Como se constrói um cangaceiro?

Corisco e o cangaceiro Vinte e Cinco, natural de Paripiranga.


Na grande obra de José Lins do Rego, “Fogo Morto”, narra-se a dureza da vida em uma terra dominada por coronéis e uma organização social quase que estamental na qual tornava-se praticamente impossível qualquer tipo de mobilidade social.
Narra de forma magnifica os desmandos dos poderosos cuja terra é seu domínio e as vidas que nela vivem têm quase que a mesma relação de posse. O mestre José Amaro é o símbolo disso. Vive em uma casa dentro do engenho Santa fé, do coronel Lula de Holanda. Tem por obrigação seguir os ditames do latifundiário a pretexto de ser expulso e não ter para onde ir. Apesar das habilidades de mestre no trato com o couro não tem posses, seus bens são sua tralha de trabalho, uma esposa e uma filha.
O mestre da vida real, Estácio de Lima, escreveu “O Mundo Estranho dos Cangaceiros” onde se debruça sobre as condições que levaram tantos homens e mulheres a enveredarem pelos caminhos do cangaceirismo a viver sem sorte vagando pelas caatingas.
Apesar de admitir fatores sociais e econômicos como os narrados em “Fogo Morto”, Lima (2006) analisa as condições de vida do sertanejo ligadas ao clima. Para ele as secas intermináveis que consumiam a plantação, o gado e a água de beber, arrematadas pelas enxurradas que se seguiam de uma só vez conferindo ainda mais crueldade àquelas pessoas, agia como uma trituradora de vidas. Assim, como em um moinho de seres humanos, o seu produto final era a construção de um indivíduo forte, capaz de suportar com relativa facilidade as brigas cruéis com a polícia.

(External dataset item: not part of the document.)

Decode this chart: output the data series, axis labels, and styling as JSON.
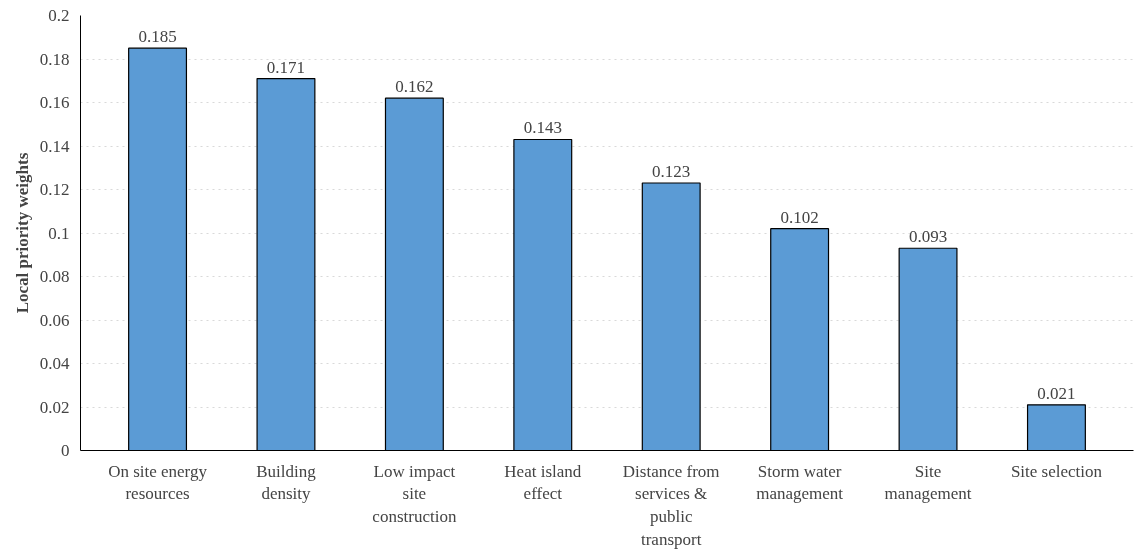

O caboclo que emergia daquela terra dura não se importava com a morte, nem a sua. Muito menos as de seus inimigos. Afinal, morrer não poderia ser muito mais ruim do que viver. Foi dessa vida cruenta, comungada com a violência policial, a pobreza e o sofrimento, que nasceram lampiões, coriscos, Marias Bonita e tantos outros que ficaram marcados pela crueldade. Sua e contra si.
Não por acaso, em “Fogo Morto”, o Mestre José Amaro busca refúgio no bando do cangaceiro Antônio Silvino, não por acaso, Virgulino e tantos outros entram para o cangaço após a violência contra os seus, não por acaso os filhos das favelas adentram os caminhos do tráfico de drogas.